Sunday 18 December 2011

Still humble, and in need of a win

With morale slightly down, we started our fourth all-grain batch. The recipe was very similar to our first failed attempt, mostly 2-row with some medium crystal for the grain bill; a good dose of Simcoe as the bittering hop with Cascade for aroma and finishing. The goal was an IPA with some kick... and some carbonation.

With the modified mash tun working wonderfully, the brew day went very smoothly. We also got to try our new immersion wort cooling system for the first time! While somewhat of a pain to clean properly, it works great for chilling the wort after the boil. We've never really seen the cold break (unlike the hot break, which causes major goo creation), but should be getting it due to this great piece of equipment.

I heart cooper coils... also Kate Beckinsale.
Fermentation appeared to go as it was supposed to. We left it in the primary fermenter (plastic bucket) for a week, and then moved it to a secondary (glass carboy) for two weeks. It foamed and bubbled, and a solid sediment level built up at the bottom of the carboy. All good signs, as far as we know.  At the end of the two weeks, we got to try out our second set of new equipment (and the solution to our inability to achieve carbonation)... the kegging gear!

Kegging went very smoothly, and I'd definitely recommend it for others who brew at home. We might have a few cases of empty bottles that we'll never use again, but the time savings are well worth it. Oh, and I'm pretty sure we would have given up if another batch came out uncarbonated. Anyway, after a few hours of chilling and settling, we poured off the first pint and finally got the win we needed!

Foam!  YES!
It was a win, but after the initial joy passed we definitely noted some problems. It was really cloudy and had an underlying astringent taste that, while partially masked by the hops, was still very noticeable.
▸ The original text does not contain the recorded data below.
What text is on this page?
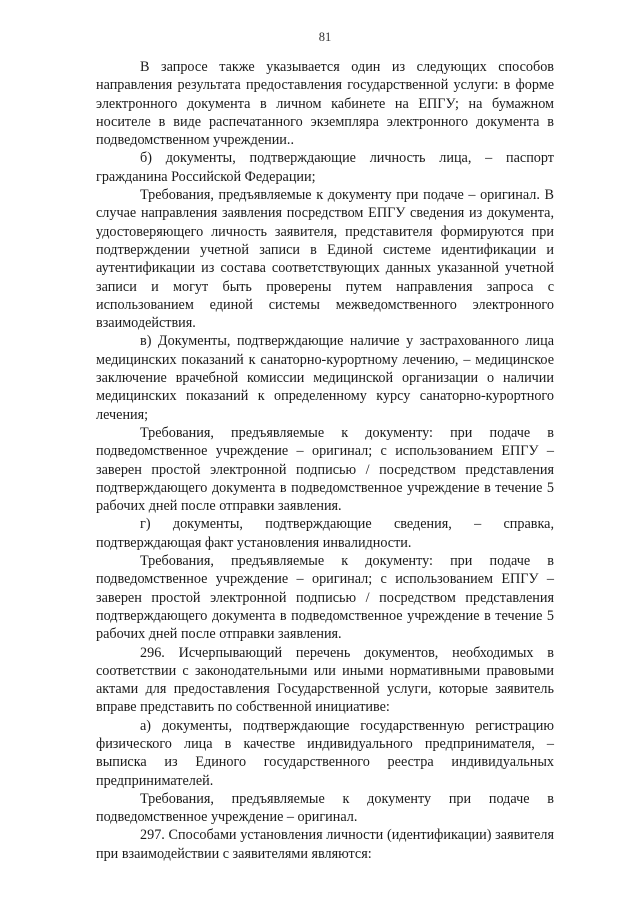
81

В запросе также указывается один из следующих способов направления результата предоставления государственной услуги: в форме электронного документа в личном кабинете на ЕПГУ; на бумажном носителе в виде распечатанного экземпляра электронного документа в подведомственном учреждении..

б) документы, подтверждающие личность лица, – паспорт гражданина Российской Федерации;

Требования, предъявляемые к документу при подаче – оригинал. В случае направления заявления посредством ЕПГУ сведения из документа, удостоверяющего личность заявителя, представителя формируются при подтверждении учетной записи в Единой системе идентификации и аутентификации из состава соответствующих данных указанной учетной записи и могут быть проверены путем направления запроса с использованием единой системы межведомственного электронного взаимодействия.

в) Документы, подтверждающие наличие у застрахованного лица медицинских показаний к санаторно-курортному лечению, – медицинское заключение врачебной комиссии медицинской организации о наличии медицинских показаний к определенному курсу санаторно-курортного лечения;

Требования, предъявляемые к документу: при подаче в подведомственное учреждение – оригинал; с использованием ЕПГУ – заверен простой электронной подписью / посредством представления подтверждающего документа в подведомственное учреждение в течение 5 рабочих дней после отправки заявления.

г) документы, подтверждающие сведения, – справка, подтверждающая факт установления инвалидности.

Требования, предъявляемые к документу: при подаче в подведомственное учреждение – оригинал; с использованием ЕПГУ – заверен простой электронной подписью / посредством представления подтверждающего документа в подведомственное учреждение в течение 5 рабочих дней после отправки заявления.

296. Исчерпывающий перечень документов, необходимых в соответствии с законодательными или иными нормативными правовыми актами для предоставления Государственной услуги, которые заявитель вправе представить по собственной инициативе:

а) документы, подтверждающие государственную регистрацию физического лица в качестве индивидуального предпринимателя, – выписка из Единого государственного реестра индивидуальных предпринимателей.

Требования, предъявляемые к документу при подаче в подведомственное учреждение – оригинал.

297. Способами установления личности (идентификации) заявителя при взаимодействии с заявителями являются:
That said, it was drinkable! And drink it we did.


  1. I'll admit, a few 'thank god's may have slipped out when we poured the first beer and it was carbonated properly.

  2. Yes, kegging is definitely the way to go, even if you end up bottling like I do. More control on the amount of carbonation and not as much waiting (more importantly!) There's a couple ways to clear it, do you use irish moss 15mins before the end of the boil? plus, after it's fermented (at least 10 days) you can move it into a cold cellar or fridge and cold crash it. By cooling it down to as close to freezing as you can get, lots of stuff will drop out, then you can rack it off into your keg. Just be sure if you have it in a carboy with an airlock, that you check religiously and top up the solution in the airlock. As it cools, it will condense and pull some into the beer, you don't want O2 getting in there. I usually put a cheap vodka in the airlock so if it goes into the beer no big deal. Better than sterilizing solution. Anyways, just a suggestion. Keep on brewing! Good luck!

  3. @Hoptomology: Thanks for the encouragement and helpful post! We didn't use a clarifying agent for the first two batches, but tried irish moss in our latest beer. It's still in the secondary, but it's already looking much clearer then our previous attempts. Updates on that will follow, as it moves into the keg next week.

    Chilling the beer sounds like a great idea, but unfortunately we're short on space. While not impossible, it'd would be very hard to take a keg of drinkable beer out of the kegerator to make room. Definitely something to remember for the future though.